Jobs personal and religious beliefs are not well known. In his youth he did travel to India to study Buddhism. He apparently searched out several spiritualists and studied with them. It was said he had a “magical thinking”. Jobs stopped attending church at thirteen after seeing starving children in Biafra on a cover of Life magazine. He asked his minister if God knew everything. The minister replied, yes, God knows everything. Jobs pulled out the cover of LIFE magazine showing starving children and asked, if God knows everything then he knows what’s going to happen to those starving children. His minister’s reply was not recorded. Jobs never went back to church after that. He was buried in a non-denominational cemetery. He never professed any religious preference, and never talked or wrote about the role, if any, God played in his life. Jobs openly admitted, “Taking LSD was one of the most important things in my life.” It sounds to me he was too full of his own interests to have time for spiritualism and supernatural beliefs. In my opinion, he was an at best, agnostic concerning belief in a deity.
After his diagnosis, Jobs traveled to Switzerland to investigate PPRT, Peptide Receptor Radioneucleide Therapy, which is supposed to shrink tumors. He probably took the treatment, which did no good.
Jobs was skeptical of traditional medicine and was influenced by health gurus’ criticism of it. He tried all the Alternative – Complimentary – Integrated Medicine cures. It is said he tried meditation, special diets, herbal medicine, vitamins, positive thinking, love thinking, counting blessings thinking, acupuncture, massage, enemas, bowel cleansings, massage, juice fasts, etc.

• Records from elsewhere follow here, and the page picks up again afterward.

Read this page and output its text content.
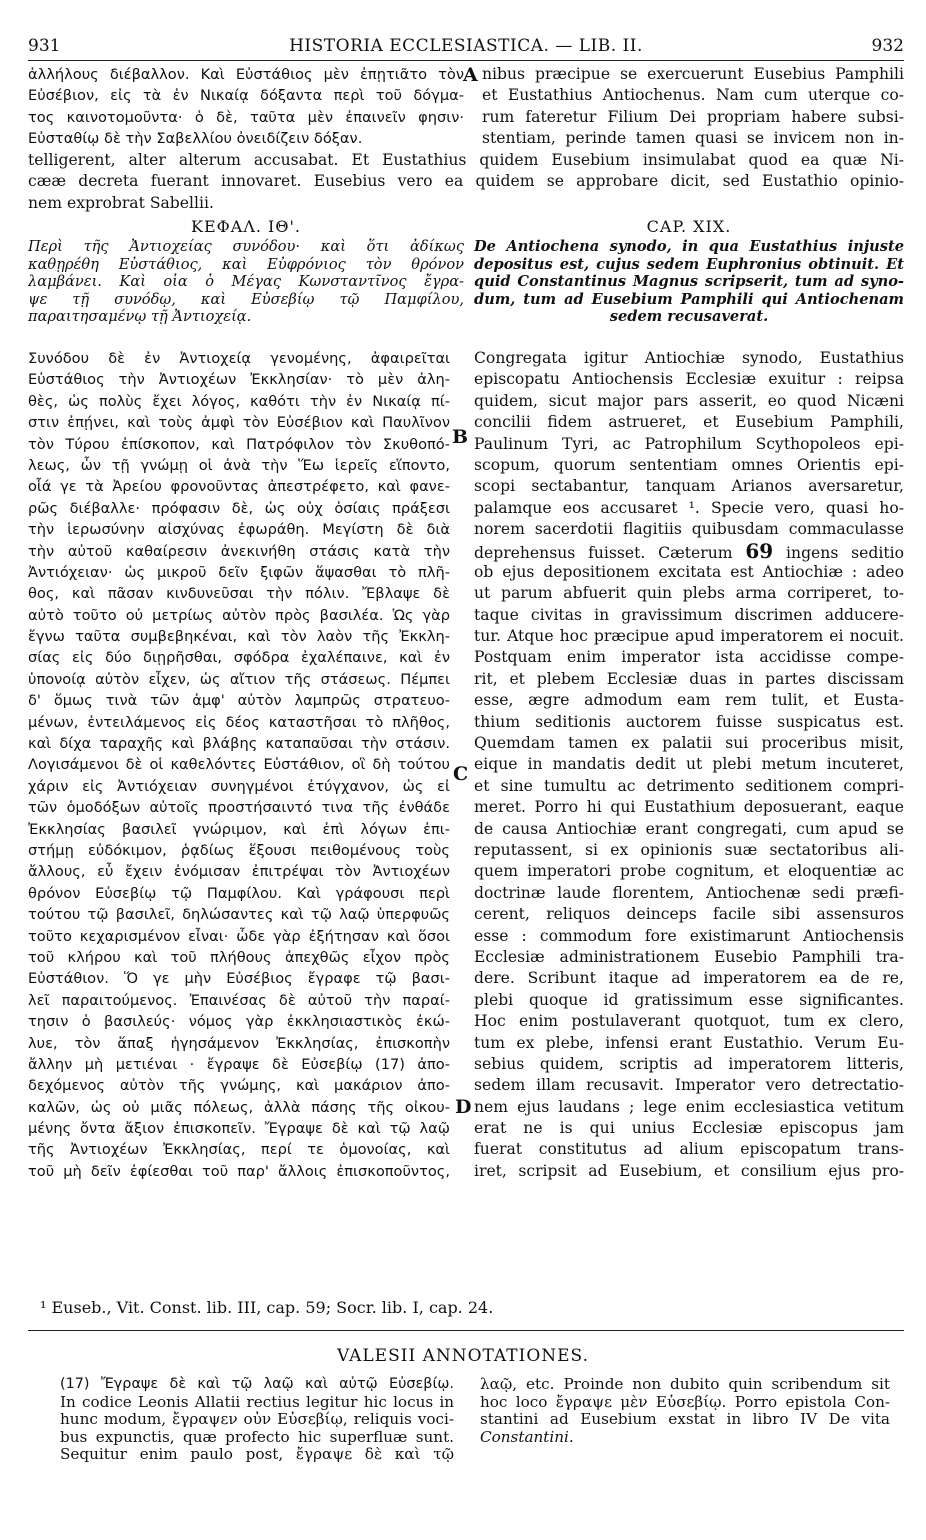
931	HISTORIA ECCLESIASTICA. — LIB. II.	932
ἀλλήλους διέβαλλον. Καὶ Εὐστάθιος μὲν ἐπῃτιᾶτο τὸν
Εὐσέβιον, εἰς τὰ ἐν Νικαίᾳ δόξαντα περὶ τοῦ δόγμα-
τος καινοτομοῦντα· ὁ δὲ, ταῦτα μὲν ἐπαινεῖν φησιν·
Εὐσταθίῳ δὲ τὴν Σαβελλίου ὀνειδίζειν δόξαν.
A nibus præcipue se exercuerunt Eusebius Pamphili
et Eustathius Antiochenus. Nam cum uterque co-
rum fateretur Filium Dei propriam habere subsi-
stentiam, perinde tamen quasi se invicem non in-
telligerent, alter alterum accusabat. Et Eustathius quidem Eusebium insimulabat quod ea quæ Ni-
cææ decreta fuerant innovaret. Eusebius vero ea quidem se approbare dicit, sed Eustathio opinio-
nem exprobrat Sabellii.
ΚΕΦΑΛ. ΙΘ'.
Περὶ τῆς Ἀντιοχείας συνόδου· καὶ ὅτι ἀδίκως
καθῃρέθη Εὐστάθιος, καὶ Εὐφρόνιος τὸν θρόνον
λαμβάνει. Καὶ οἷα ὁ Μέγας Κωνσταντῖνος ἔγρα-
ψε τῇ συνόδῳ, καὶ Εὐσεβίῳ τῷ Παμφίλου,
παραιτησαμένῳ τῇ Ἀντιοχείᾳ.
CAP. XIX.
De Antiochena synodo, in qua Eustathius injuste
depositus est, cujus sedem Euphronius obtinuit. Et
quid Constantinus Magnus scripserit, tum ad syno-
dum, tum ad Eusebium Pamphili qui Antiochenam
sedem recusaverat.
B
C
D
Συνόδου δὲ ἐν Ἀντιοχείᾳ γενομένης, ἀφαιρεῖται
Εὐστάθιος τὴν Ἀντιοχέων Ἐκκλησίαν· τὸ μὲν ἀλη-
θὲς, ὡς πολὺς ἔχει λόγος, καθότι τὴν ἐν Νικαίᾳ πί-
στιν ἐπῄνει, καὶ τοὺς ἀμφὶ τὸν Εὐσέβιον καὶ Παυλῖνον
τὸν Τύρου ἐπίσκοπον, καὶ Πατρόφιλον τὸν Σκυθοπό-
λεως, ὧν τῇ γνώμῃ οἱ ἀνὰ τὴν Ἕω ἱερεῖς εἵποντο,
οἷά γε τὰ Ἀρείου φρονοῦντας ἀπεστρέφετο, καὶ φανε-
ρῶς διέβαλλε· πρόφασιν δὲ, ὡς οὐχ ὁσίαις πράξεσι
τὴν ἱερωσύνην αἰσχύνας ἐφωράθη. Μεγίστη δὲ διὰ
τὴν αὐτοῦ καθαίρεσιν ἀνεκινήθη στάσις κατὰ τὴν
Ἀντιόχειαν· ὡς μικροῦ δεῖν ξιφῶν ἅψασθαι τὸ πλῆ-
θος, καὶ πᾶσαν κινδυνεῦσαι τὴν πόλιν. Ἔβλαψε δὲ
αὐτὸ τοῦτο οὐ μετρίως αὐτὸν πρὸς βασιλέα. Ὡς γὰρ
ἔγνω ταῦτα συμβεβηκέναι, καὶ τὸν λαὸν τῆς Ἐκκλη-
σίας εἰς δύο διῃρῆσθαι, σφόδρα ἐχαλέπαινε, καὶ ἐν
ὑπονοίᾳ αὐτὸν εἶχεν, ὡς αἴτιον τῆς στάσεως. Πέμπει
δ' ὅμως τινὰ τῶν ἀμφ' αὐτὸν λαμπρῶς στρατευο-
μένων, ἐντειλάμενος εἰς δέος καταστῆσαι τὸ πλῆθος,
καὶ δίχα ταραχῆς καὶ βλάβης καταπαῦσαι τὴν στάσιν.
Λογισάμενοι δὲ οἱ καθελόντες Εὐστάθιον, οἳ δὴ τούτου
χάριν εἰς Ἀντιόχειαν συνηγμένοι ἐτύγχανον, ὡς εἰ
τῶν ὁμοδόξων αὐτοῖς προστήσαιντό τινα τῆς ἐνθάδε
Ἐκκλησίας βασιλεῖ γνώριμον, καὶ ἐπὶ λόγων ἐπι-
στήμῃ εὐδόκιμον, ῥᾳδίως ἕξουσι πειθομένους τοὺς
ἄλλους, εὖ ἔχειν ἐνόμισαν ἐπιτρέψαι τὸν Ἀντιοχέων
θρόνον Εὐσεβίῳ τῷ Παμφίλου. Καὶ γράφουσι περὶ
τούτου τῷ βασιλεῖ, δηλώσαντες καὶ τῷ λαῷ ὑπερφυῶς
τοῦτο κεχαρισμένον εἶναι· ὧδε γὰρ ἐξήτησαν καὶ ὅσοι
τοῦ κλήρου καὶ τοῦ πλήθους ἀπεχθῶς εἶχον πρὸς
Εὐστάθιον. Ὅ γε μὴν Εὐσέβιος ἔγραφε τῷ βασι-
λεῖ παραιτούμενος. Ἐπαινέσας δὲ αὐτοῦ τὴν παραί-
τησιν ὁ βασιλεύς· νόμος γὰρ ἐκκλησιαστικὸς ἐκώ-
λυε, τὸν ἅπαξ ἡγησάμενον Ἐκκλησίας, ἐπισκοπὴν
ἄλλην μὴ μετιέναι · ἔγραψε δὲ Εὐσεβίῳ (17) ἀπο-
δεχόμενος αὐτὸν τῆς γνώμης, καὶ μακάριον ἀπο-
καλῶν, ὡς οὐ μιᾶς πόλεως, ἀλλὰ πάσης τῆς οἰκου-
μένης ὄντα ἄξιον ἐπισκοπεῖν. Ἔγραψε δὲ καὶ τῷ λαῷ
τῆς Ἀντιοχέων Ἐκκλησίας, περί τε ὁμονοίας, καὶ
τοῦ μὴ δεῖν ἐφίεσθαι τοῦ παρ' ἄλλοις ἐπισκοποῦντος,
Congregata igitur Antiochiæ synodo, Eustathius
episcopatu Antiochensis Ecclesiæ exuitur : reipsa
quidem, sicut major pars asserit, eo quod Nicæni
concilii fidem astrueret, et Eusebium Pamphili,
Paulinum Tyri, ac Patrophilum Scythopoleos epi-
scopum, quorum sententiam omnes Orientis epi-
scopi sectabantur, tanquam Arianos aversaretur,
palamque eos accusaret ¹. Specie vero, quasi ho-
norem sacerdotii flagitiis quibusdam commaculasse
deprehensus fuisset. Cæterum 69 ingens seditio
ob ejus depositionem excitata est Antiochiæ : adeo
ut parum abfuerit quin plebs arma corriperet, to-
taque civitas in gravissimum discrimen adducere-
tur. Atque hoc præcipue apud imperatorem ei nocuit.
Postquam enim imperator ista accidisse compe-
rit, et plebem Ecclesiæ duas in partes discissam
esse, ægre admodum eam rem tulit, et Eusta-
thium seditionis auctorem fuisse suspicatus est.
Quemdam tamen ex palatii sui proceribus misit,
eique in mandatis dedit ut plebi metum incuteret,
et sine tumultu ac detrimento seditionem compri-
meret. Porro hi qui Eustathium deposuerant, eaque
de causa Antiochiæ erant congregati, cum apud se
reputassent, si ex opinionis suæ sectatoribus ali-
quem imperatori probe cognitum, et eloquentiæ ac
doctrinæ laude florentem, Antiochenæ sedi præfi-
cerent, reliquos deinceps facile sibi assensuros
esse : commodum fore existimarunt Antiochensis
Ecclesiæ administrationem Eusebio Pamphili tra-
dere. Scribunt itaque ad imperatorem ea de re,
plebi quoque id gratissimum esse significantes.
Hoc enim postulaverant quotquot, tum ex clero,
tum ex plebe, infensi erant Eustathio. Verum Eu-
sebius quidem, scriptis ad imperatorem litteris,
sedem illam recusavit. Imperator vero detrectatio-
nem ejus laudans ; lege enim ecclesiastica vetitum
erat ne is qui unius Ecclesiæ episcopus jam
fuerat constitutus ad alium episcopatum trans-
iret, scripsit ad Eusebium, et consilium ejus pro-
¹ Euseb., Vit. Const. lib. III, cap. 59; Socr. lib. I, cap. 24.
VALESII ANNOTATIONES.
(17) Ἔγραψε δὲ καὶ τῷ λαῷ καὶ αὐτῷ Εὐσεβίῳ.
In codice Leonis Allatii rectius legitur hic locus in
hunc modum, ἔγραψεν οὖν Εὐσεβίῳ, reliquis voci-
bus expunctis, quæ profecto hic superfluæ sunt.
Sequitur enim paulo post, ἔγραψε δὲ καὶ τῷ
λαῷ, etc. Proinde non dubito quin scribendum sit
hoc loco ἔγραψε μὲν Εὐσεβίῳ. Porro epistola Con-
stantini ad Eusebium exstat in libro IV De vita
Constantini.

In a commencement ceremony when addressing students he said, “Everyday I look in the mirror and ask: If today were my last day would I want to do what I am about to do today? If I had to answer that question too many days in a row by NO, I know something needs to be changed. Remembering I’ll be dead soon is the most important tool I’ve ever encountered to help me make big choices in life. Almost everything, expectations, pride, embarrassment and failure fall away in the face of death leaving only what’s truly important. Remembering that you are going to die is the best way I know to avoid the trap of thinking you have something to lose. You are already naked. There is no reason not to follow your heart.”

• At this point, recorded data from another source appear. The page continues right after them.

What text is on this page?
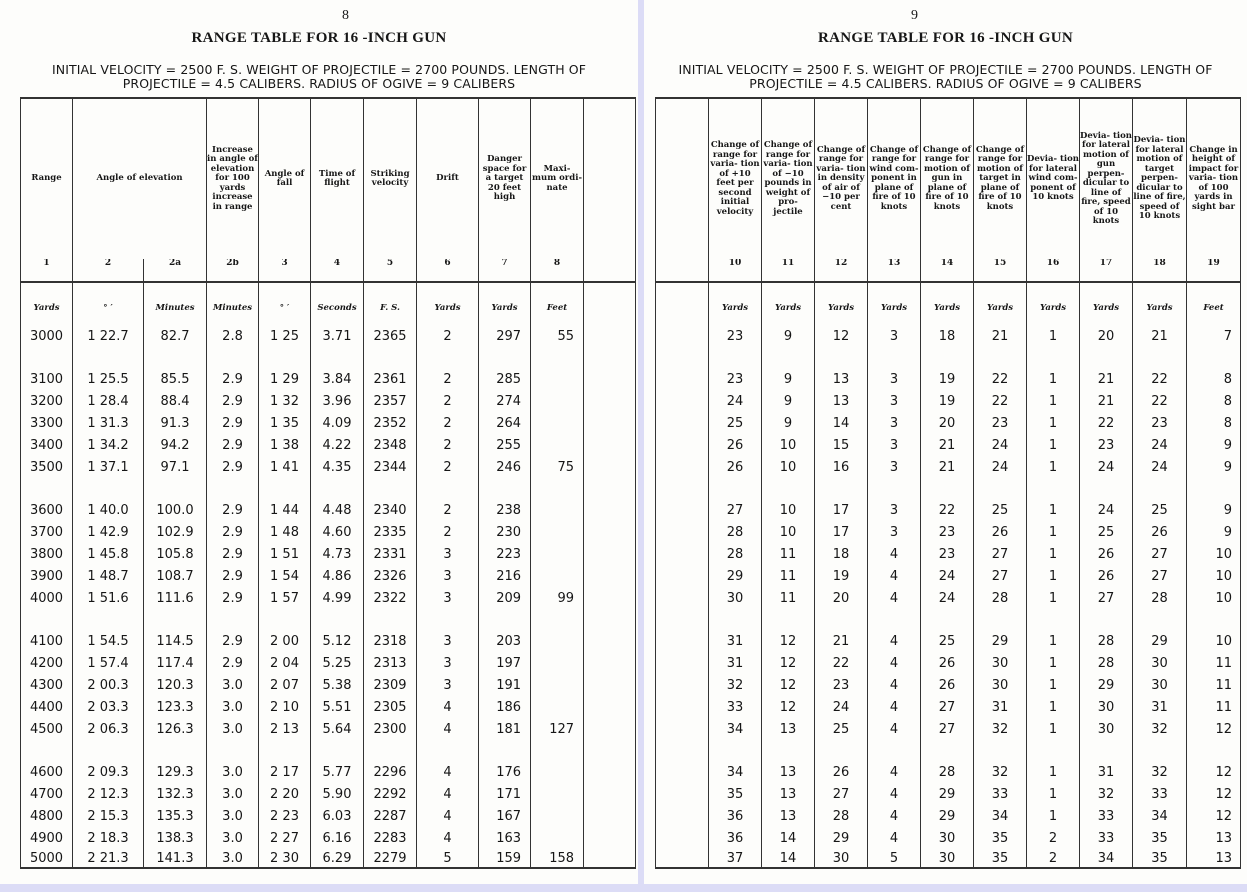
8
RANGE TABLE FOR 16 -INCH GUN
INITIAL VELOCITY = 2500 F. S. WEIGHT OF PROJECTILE = 2700 POUNDS. LENGTH OF
PROJECTILE = 4.5 CALIBERS. RADIUS OF OGIVE = 9 CALIBERS
Range	Angle of elevation		Increase in angle of elevation for 100 yards increase in range	Angle of fall	Time of flight	Striking velocity	Drift	Danger space for a target 20 feet high	Maxi- mum ordi- nate	
1	2	2a	2b	3	4	5	6	7	8	
Yards	° ′	Minutes	Minutes	° ′	Seconds	F. S.	Yards	Yards	Feet	

3000	1 22.7	82.7	2.8	1 25	3.71	2365	2	297	55	

3100	1 25.5	85.5	2.9	1 29	3.84	2361	2	285		
3200	1 28.4	88.4	2.9	1 32	3.96	2357	2	274		
3300	1 31.3	91.3	2.9	1 35	4.09	2352	2	264		
3400	1 34.2	94.2	2.9	1 38	4.22	2348	2	255		
3500	1 37.1	97.1	2.9	1 41	4.35	2344	2	246	75	

3600	1 40.0	100.0	2.9	1 44	4.48	2340	2	238		
3700	1 42.9	102.9	2.9	1 48	4.60	2335	2	230		
3800	1 45.8	105.8	2.9	1 51	4.73	2331	3	223		
3900	1 48.7	108.7	2.9	1 54	4.86	2326	3	216		
4000	1 51.6	111.6	2.9	1 57	4.99	2322	3	209	99	

4100	1 54.5	114.5	2.9	2 00	5.12	2318	3	203		
4200	1 57.4	117.4	2.9	2 04	5.25	2313	3	197		
4300	2 00.3	120.3	3.0	2 07	5.38	2309	3	191		
4400	2 03.3	123.3	3.0	2 10	5.51	2305	4	186		
4500	2 06.3	126.3	3.0	2 13	5.64	2300	4	181	127	

4600	2 09.3	129.3	3.0	2 17	5.77	2296	4	176		
4700	2 12.3	132.3	3.0	2 20	5.90	2292	4	171		
4800	2 15.3	135.3	3.0	2 23	6.03	2287	4	167		
4900	2 18.3	138.3	3.0	2 27	6.16	2283	4	163		
5000	2 21.3	141.3	3.0	2 30	6.29	2279	5	159	158	
9
RANGE TABLE FOR 16 -INCH GUN
INITIAL VELOCITY = 2500 F. S. WEIGHT OF PROJECTILE = 2700 POUNDS. LENGTH OF
PROJECTILE = 4.5 CALIBERS. RADIUS OF OGIVE = 9 CALIBERS
	Change of range for varia- tion of +10 feet per second initial velocity	Change of range for varia- tion of −10 pounds in weight of pro- jectile	Change of range for varia- tion in density of air of −10 per cent	Change of range for wind com- ponent in plane of fire of 10 knots	Change of range for motion of gun in plane of fire of 10 knots	Change of range for motion of target in plane of fire of 10 knots	Devia- tion for lateral wind com- ponent of 10 knots	Devia- tion for lateral motion of gun perpen- dicular to line of fire, speed of 10 knots	Devia- tion for lateral motion of target perpen- dicular to line of fire, speed of 10 knots	Change in height of impact for varia- tion of 100 yards in sight bar
	10	11	12	13	14	15	16	17	18	19
	Yards	Yards	Yards	Yards	Yards	Yards	Yards	Yards	Yards	Feet

	23	9	12	3	18	21	1	20	21	7

	23	9	13	3	19	22	1	21	22	8
	24	9	13	3	19	22	1	21	22	8
	25	9	14	3	20	23	1	22	23	8
	26	10	15	3	21	24	1	23	24	9
	26	10	16	3	21	24	1	24	24	9

	27	10	17	3	22	25	1	24	25	9
	28	10	17	3	23	26	1	25	26	9
	28	11	18	4	23	27	1	26	27	10
	29	11	19	4	24	27	1	26	27	10
	30	11	20	4	24	28	1	27	28	10

	31	12	21	4	25	29	1	28	29	10
	31	12	22	4	26	30	1	28	30	11
	32	12	23	4	26	30	1	29	30	11
	33	12	24	4	27	31	1	30	31	11
	34	13	25	4	27	32	1	30	32	12

	34	13	26	4	28	32	1	31	32	12
	35	13	27	4	29	33	1	32	33	12
	36	13	28	4	29	34	1	33	34	12
	36	14	29	4	30	35	2	33	35	13
	37	14	30	5	30	35	2	34	35	13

Jobs continues, “About a year ago I was diagnosed with cancer. I had a tumor on my Pancreas. I didn’t even know what my pancreas was. The doctors told me this was almost certainly the type of cancer that was incurable and that I should expect to live no longer than three to six months. My doctor advised me to go home and get my affairs in order which is a doctor’s code for, prepare to die. I prepared, but the next day they got a biopsy, the doctors started crying because it turned out I had a rare form of pancreatic cancer that is curable with surgery. I had the surgery and I’m fine now. This was the closest I’ve been to facing death and I hope it’s the closest I get for a few more decades. No one wants to die. Even people who want to go to heaven don’t want to die to get there. Death is the destination we all share. No one has ever escaped it. And that is as it should be, because death is very likely the single best invention of life. It is life’s change agent. It clears out the old to make way for the new. Your time is limited. Don’t be controlled by dogma – which is living with the results of other people’s thinking. Don’t let the noise of other people’s thinking drown out your own inner voice. And, most important, have the courage to follow your heart and your intuition.” Unfortunately, Jobs followed his heart, rejected traditional medicine, and rejected other people’s thinking when it came to his health. His strong character did him in.
Jobs’ last wish for the youth was to “Stay hungry. Stay foolish.” His legacy will be his advice to our youth to innovate, don’t give in to the nay-sayers, believe in yourselves. We, his admirers, now know, good advice must be tempered with reason.